My limits are a little bit rusty (doh!) but I think the above is good.
Originally Posted by drumist
Well, we're both right. It is true that the limit as $x \to 0^+$ equals zero, but that has no bearing on the question you asked. I'm assuming he just misread your post.
I believe you both misinterpreted the question. It seems as though the OP is asking whether $f:\mathbb{C}\to\mathbb{C}:z\mapsto z\ln(z)$ has a removable singularity there. The OP, in that case, has lots of explaining to do. What branch, for starters?

8. No no, no complex analysis here, just purely reals. I'm not asking about removable singularities or poles or anything like that.

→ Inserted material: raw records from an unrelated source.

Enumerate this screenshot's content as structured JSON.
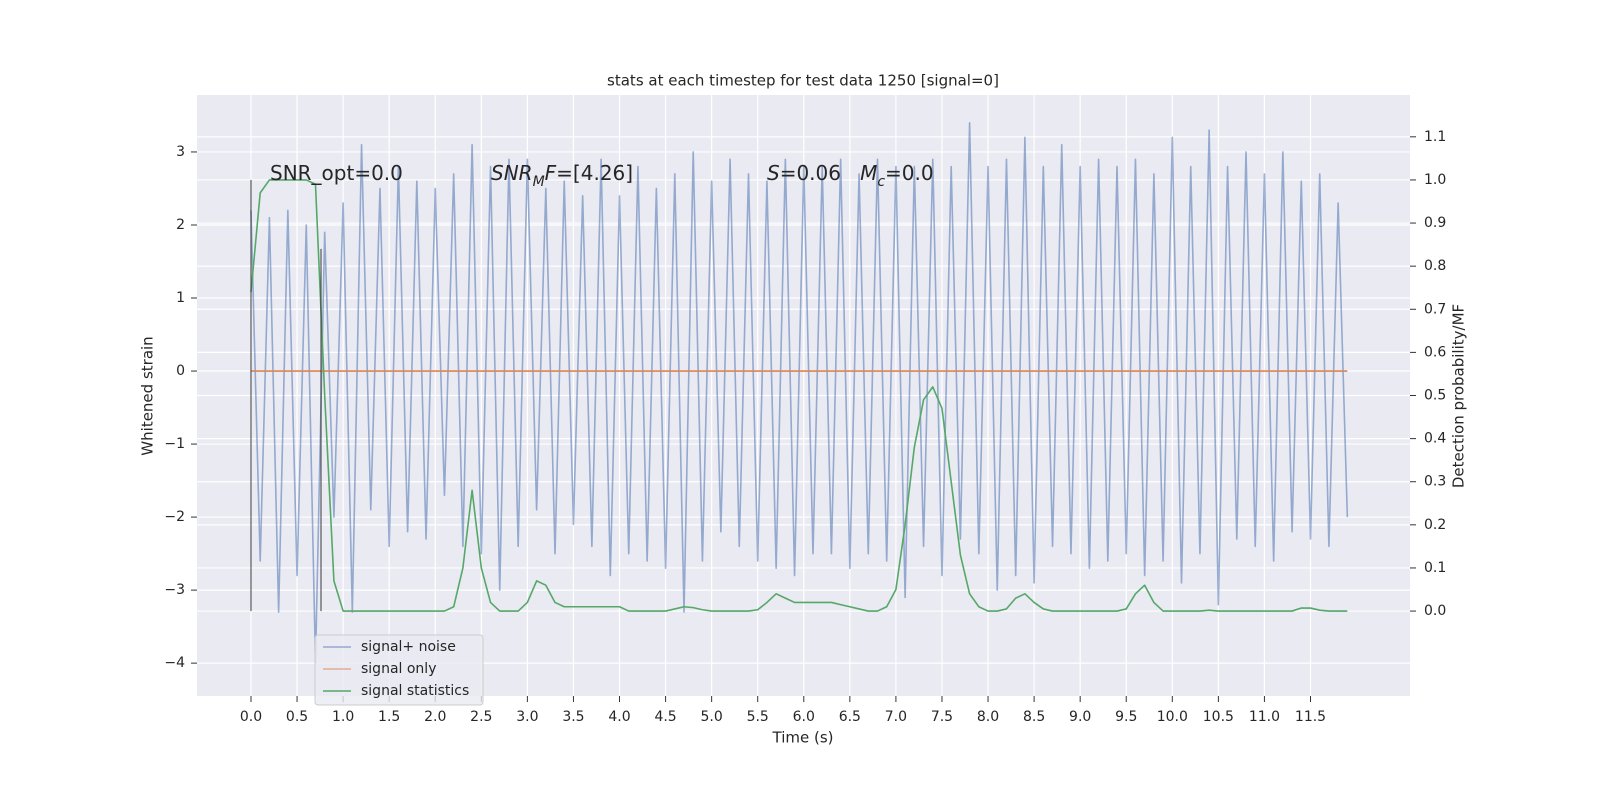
{
  "chart_data": {
    "type": "line",
    "title": "stats at each timestep for test data 1250 [signal=0]",
    "xlabel": "Time (s)",
    "ylabel": "Whitened strain",
    "y2label": "Detection probability/MF",
    "xlim": [
      -0.586,
      12.58
    ],
    "ylim": [
      -4.45,
      3.78
    ],
    "y2lim": [
      -0.197,
      1.197
    ],
    "xticks": [
      {
        "value": 0,
        "label": "0.0"
      },
      0.5,
      {
        "value": 1,
        "label": "1.0"
      },
      1.5,
      {
        "value": 2,
        "label": "2.0"
      },
      2.5,
      {
        "value": 3,
        "label": "3.0"
      },
      3.5,
      {
        "value": 4,
        "label": "4.0"
      },
      4.5,
      {
        "value": 5,
        "label": "5.0"
      },
      5.5,
      {
        "value": 6,
        "label": "6.0"
      },
      6.5,
      {
        "value": 7,
        "label": "7.0"
      },
      7.5,
      {
        "value": 8,
        "label": "8.0"
      },
      8.5,
      {
        "value": 9,
        "label": "9.0"
      },
      9.5,
      {
        "value": 10,
        "label": "10.0"
      },
      10.5,
      {
        "value": 11,
        "label": "11.0"
      },
      11.5
    ],
    "yticks": [
      {
        "value": -4,
        "label": "−4"
      },
      {
        "value": -3,
        "label": "−3"
      },
      {
        "value": -2,
        "label": "−2"
      },
      {
        "value": -1,
        "label": "−1"
      },
      0,
      1,
      2,
      3
    ],
    "y2ticks": [
      {
        "value": 0,
        "label": "0.0"
      },
      0.1,
      0.2,
      0.3,
      0.4,
      0.5,
      0.6,
      0.7,
      0.8,
      0.9,
      {
        "value": 1,
        "label": "1.0"
      },
      1.1
    ],
    "grid": true,
    "legend": "lower left",
    "x": [
      0,
      0.1,
      0.2,
      0.3,
      0.4,
      0.5,
      0.6,
      0.7,
      0.8,
      0.9,
      1,
      1.1,
      1.2,
      1.3,
      1.4,
      1.5,
      1.6,
      1.7,
      1.8,
      1.9,
      2,
      2.1,
      2.2,
      2.3,
      2.4,
      2.5,
      2.6,
      2.7,
      2.8,
      2.9,
      3,
      3.1,
      3.2,
      3.3,
      3.4,
      3.5,
      3.6,
      3.7,
      3.8,
      3.9,
      4,
      4.1,
      4.2,
      4.3,
      4.4,
      4.5,
      4.6,
      4.7,
      4.8,
      4.9,
      5,
      5.1,
      5.2,
      5.3,
      5.4,
      5.5,
      5.6,
      5.7,
      5.8,
      5.9,
      6,
      6.1,
      6.2,
      6.3,
      6.4,
      6.5,
      6.6,
      6.7,
      6.8,
      6.9,
      7,
      7.1,
      7.2,
      7.3,
      7.4,
      7.5,
      7.6,
      7.7,
      7.8,
      7.9,
      8,
      8.1,
      8.2,
      8.3,
      8.4,
      8.5,
      8.6,
      8.7,
      8.8,
      8.9,
      9,
      9.1,
      9.2,
      9.3,
      9.4,
      9.5,
      9.6,
      9.7,
      9.8,
      9.9,
      10,
      10.1,
      10.2,
      10.3,
      10.4,
      10.5,
      10.6,
      10.7,
      10.8,
      10.9,
      11,
      11.1,
      11.2,
      11.3,
      11.4,
      11.5,
      11.6,
      11.7,
      11.8,
      11.9
    ],
    "series": [
      {
        "name": "signal+ noise",
        "color": "#4c72b0",
        "values": [
          2.2,
          -2.6,
          2.1,
          -3.3,
          2.2,
          -2.8,
          2.0,
          -4.0,
          1.9,
          -2.0,
          2.3,
          -3.3,
          3.1,
          -1.9,
          2.5,
          -2.4,
          2.8,
          -2.2,
          2.6,
          -2.3,
          2.5,
          -1.7,
          2.7,
          -2.4,
          3.1,
          -2.5,
          2.8,
          -3.0,
          2.9,
          -2.4,
          2.9,
          -1.9,
          2.5,
          -2.5,
          2.6,
          -2.1,
          2.4,
          -2.4,
          2.9,
          -2.8,
          2.4,
          -2.5,
          2.8,
          -2.6,
          2.5,
          -2.7,
          2.7,
          -3.3,
          3.0,
          -2.6,
          2.6,
          -2.2,
          2.9,
          -2.4,
          2.7,
          -2.6,
          2.6,
          -2.7,
          2.9,
          -2.8,
          2.8,
          -2.5,
          2.8,
          -2.5,
          2.9,
          -2.7,
          2.7,
          -2.5,
          2.9,
          -2.6,
          2.8,
          -3.1,
          2.8,
          -2.4,
          2.9,
          -2.8,
          2.8,
          -2.3,
          3.4,
          -2.5,
          2.8,
          -3.0,
          2.9,
          -2.8,
          3.2,
          -2.9,
          2.8,
          -2.4,
          3.1,
          -2.5,
          2.8,
          -2.7,
          2.9,
          -2.6,
          2.8,
          -2.5,
          2.9,
          -2.8,
          2.7,
          -2.6,
          3.2,
          -2.9,
          2.8,
          -2.5,
          3.3,
          -3.2,
          2.8,
          -2.3,
          3.0,
          -2.4,
          2.7,
          -2.6,
          3.0,
          -2.2,
          2.6,
          -2.3,
          2.7,
          -2.4,
          2.3,
          -2.0
        ]
      },
      {
        "name": "signal only",
        "color": "#dd8452",
        "x": [
          0,
          11.9
        ],
        "values": [
          0,
          0
        ]
      },
      {
        "name": "signal statistics",
        "color": "#55a868",
        "axis": "y2",
        "values": [
          0.74,
          0.97,
          1.0,
          1.0,
          1.0,
          1.0,
          1.0,
          0.99,
          0.5,
          0.07,
          0,
          0,
          0,
          0,
          0,
          0,
          0,
          0,
          0,
          0,
          0,
          0,
          0.01,
          0.1,
          0.28,
          0.1,
          0.02,
          0,
          0,
          0,
          0.02,
          0.07,
          0.06,
          0.02,
          0.01,
          0.01,
          0.01,
          0.01,
          0.01,
          0.01,
          0.01,
          0,
          0,
          0,
          0,
          0,
          0.005,
          0.01,
          0.008,
          0.003,
          0,
          0,
          0,
          0,
          0,
          0.003,
          0.02,
          0.04,
          0.03,
          0.02,
          0.02,
          0.02,
          0.02,
          0.02,
          0.015,
          0.01,
          0.005,
          0,
          0,
          0.01,
          0.05,
          0.2,
          0.38,
          0.49,
          0.52,
          0.47,
          0.3,
          0.13,
          0.04,
          0.01,
          0,
          0,
          0.005,
          0.03,
          0.04,
          0.02,
          0.005,
          0,
          0,
          0,
          0,
          0,
          0,
          0,
          0,
          0.005,
          0.04,
          0.06,
          0.02,
          0,
          0,
          0,
          0,
          0,
          0.002,
          0,
          0,
          0,
          0,
          0,
          0,
          0,
          0,
          0,
          0.007,
          0.007,
          0.002,
          0,
          0,
          0
        ]
      }
    ],
    "vlines": [
      {
        "x": 0,
        "ymax": 1.0
      },
      {
        "x": 0.76,
        "ymax": 0.84
      }
    ],
    "annotations": [
      {
        "parts": [
          {
            "text": "SNR_opt=0.0",
            "style": "normal"
          }
        ]
      },
      {
        "parts": [
          {
            "text": "SNR",
            "style": "italic"
          },
          {
            "text": "M",
            "style": "sub"
          },
          {
            "text": "F",
            "style": "italic"
          },
          {
            "text": "=[4.26]",
            "style": "normal"
          }
        ]
      },
      {
        "parts": [
          {
            "text": "S",
            "style": "italic"
          },
          {
            "text": "=0.06   ",
            "style": "normal"
          },
          {
            "text": "M",
            "style": "italic"
          },
          {
            "text": "c",
            "style": "sub"
          },
          {
            "text": "=0.0",
            "style": "normal"
          }
        ]
      }
    ]
  }
}
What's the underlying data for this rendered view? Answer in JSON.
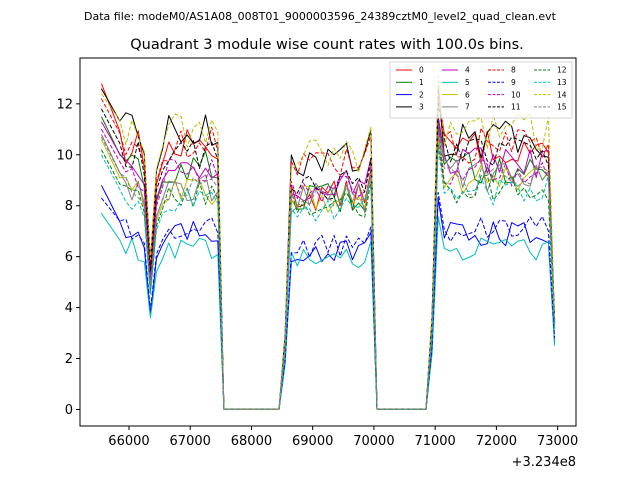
{
  "header": {
    "file_line": "Data file: modeM0/AS1A08_008T01_9000003596_24389cztM0_level2_quad_clean.evt"
  },
  "chart_data": {
    "type": "line",
    "title": "Quadrant 3 module wise count rates with 100.0s bins.",
    "xlabel": "",
    "ylabel": "",
    "x_offset_label": "+3.234e8",
    "xlim": [
      65200,
      73300
    ],
    "ylim": [
      -0.65,
      13.8
    ],
    "x_ticks": [
      66000,
      67000,
      68000,
      69000,
      70000,
      71000,
      72000,
      73000
    ],
    "x_tick_labels": [
      "66000",
      "67000",
      "68000",
      "69000",
      "70000",
      "71000",
      "72000",
      "73000"
    ],
    "y_ticks": [
      0,
      2,
      4,
      6,
      8,
      10,
      12
    ],
    "y_tick_labels": [
      "0",
      "2",
      "4",
      "6",
      "8",
      "10",
      "12"
    ],
    "x_start": 65550,
    "x_step": 100,
    "n_points": 75,
    "gap_bins": [
      [
        20,
        29
      ],
      [
        45,
        53
      ]
    ],
    "legend_position": "upper right",
    "series": [
      {
        "name": "0",
        "color": "#ff0000",
        "dash": "solid",
        "seg_means": [
          10.3,
          8.4,
          10.3
        ],
        "dip": 5.5,
        "start": 12.8,
        "end": 3.5
      },
      {
        "name": "1",
        "color": "#008000",
        "dash": "solid",
        "seg_means": [
          9.5,
          8.3,
          9.5
        ],
        "dip": 5.0,
        "start": 11.5,
        "end": 3.5
      },
      {
        "name": "2",
        "color": "#0000ff",
        "dash": "solid",
        "seg_means": [
          6.9,
          6.2,
          6.9
        ],
        "dip": 3.7,
        "start": 8.8,
        "end": 2.6
      },
      {
        "name": "3",
        "color": "#000000",
        "dash": "solid",
        "seg_means": [
          10.9,
          9.8,
          10.6
        ],
        "dip": 5.8,
        "start": 12.6,
        "end": 3.5
      },
      {
        "name": "4",
        "color": "#bf00bf",
        "dash": "solid",
        "seg_means": [
          9.6,
          8.8,
          9.6
        ],
        "dip": 5.2,
        "start": 11.3,
        "end": 3.4
      },
      {
        "name": "5",
        "color": "#00bfbf",
        "dash": "solid",
        "seg_means": [
          6.3,
          5.9,
          6.3
        ],
        "dip": 3.6,
        "start": 7.7,
        "end": 2.5
      },
      {
        "name": "6",
        "color": "#bfbf00",
        "dash": "solid",
        "seg_means": [
          8.6,
          8.3,
          9.0
        ],
        "dip": 4.7,
        "start": 10.6,
        "end": 3.3
      },
      {
        "name": "7",
        "color": "#808080",
        "dash": "solid",
        "seg_means": [
          8.8,
          8.3,
          9.2
        ],
        "dip": 4.8,
        "start": 10.8,
        "end": 3.3
      },
      {
        "name": "8",
        "color": "#ff0000",
        "dash": "dashed",
        "seg_means": [
          10.4,
          9.6,
          10.4
        ],
        "dip": 5.6,
        "start": 12.2,
        "end": 3.4
      },
      {
        "name": "9",
        "color": "#0000ff",
        "dash": "dashed",
        "seg_means": [
          7.1,
          6.4,
          7.1
        ],
        "dip": 3.9,
        "start": 8.3,
        "end": 2.8
      },
      {
        "name": "10",
        "color": "#bf00bf",
        "dash": "dashed",
        "seg_means": [
          9.3,
          8.6,
          9.3
        ],
        "dip": 5.1,
        "start": 11.0,
        "end": 3.4
      },
      {
        "name": "11",
        "color": "#000000",
        "dash": "dashed",
        "seg_means": [
          10.0,
          8.8,
          10.0
        ],
        "dip": 5.4,
        "start": 11.8,
        "end": 3.5
      },
      {
        "name": "12",
        "color": "#008000",
        "dash": "dashed",
        "seg_means": [
          8.4,
          8.0,
          8.7
        ],
        "dip": 4.6,
        "start": 10.2,
        "end": 3.2
      },
      {
        "name": "13",
        "color": "#00bfbf",
        "dash": "dashed",
        "seg_means": [
          8.2,
          7.8,
          8.6
        ],
        "dip": 4.5,
        "start": 10.0,
        "end": 3.1
      },
      {
        "name": "14",
        "color": "#bfbf00",
        "dash": "dashed",
        "seg_means": [
          11.0,
          9.9,
          10.9
        ],
        "dip": 5.9,
        "start": 12.4,
        "end": 3.6
      },
      {
        "name": "15",
        "color": "#808080",
        "dash": "dashed",
        "seg_means": [
          8.8,
          8.2,
          9.0
        ],
        "dip": 4.8,
        "start": 10.7,
        "end": 3.3
      }
    ]
  }
}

9. By the way, asking if a function is "identically 0 for x= 0" is meaningless. A function is "identically 0" if it is 0 for all x. No, that function is not 0 for x= 0, it is undefined there.

10. Originally Posted by HallsofIvy
By the way, asking if a function is "identically 0 for x= 0" is meaningless. A function is "identically 0" if it is 0 for all x. No, that function is not 0 for x= 0, it is undefined there.
I realize this is a bit off topic, but just so I have the term right, it's still meaningful to say that a function is "identically (something)" for all x in an interval (for example, $f(x)=cos(x)sec(x)$ is identically 1 for all $x\in\left(\frac{-\pi}{2},\frac{\pi}{2}\right)$ ), right?

11. Personally, I think the adjective "identically" causes more confusion than clarity. It's clear what the statement means both with or without using the word "identically", so you might as well omit it, IMO.

12. Originally Posted by scorpion007
Is

$x\ln x$

identically zero at x=0, or does it have a singularity?

[snip]
The function is not defined at x = 0. There is a singularity at x = 0. However, $\lim_{x \to 0} (x \ln x)$ exists and is equal to zero (as previously shown). The point x = 0 is therefore a removable singularity (often called a 'hole').

The function can therefore be 'fixed' if it is defined as $f(x) = \left\{ \begin{array}{lr}x \ln x, & x \neq 0 \\ 0 & x = 0 \end{array} \right.$

in which case you can now say that f(0) = 0.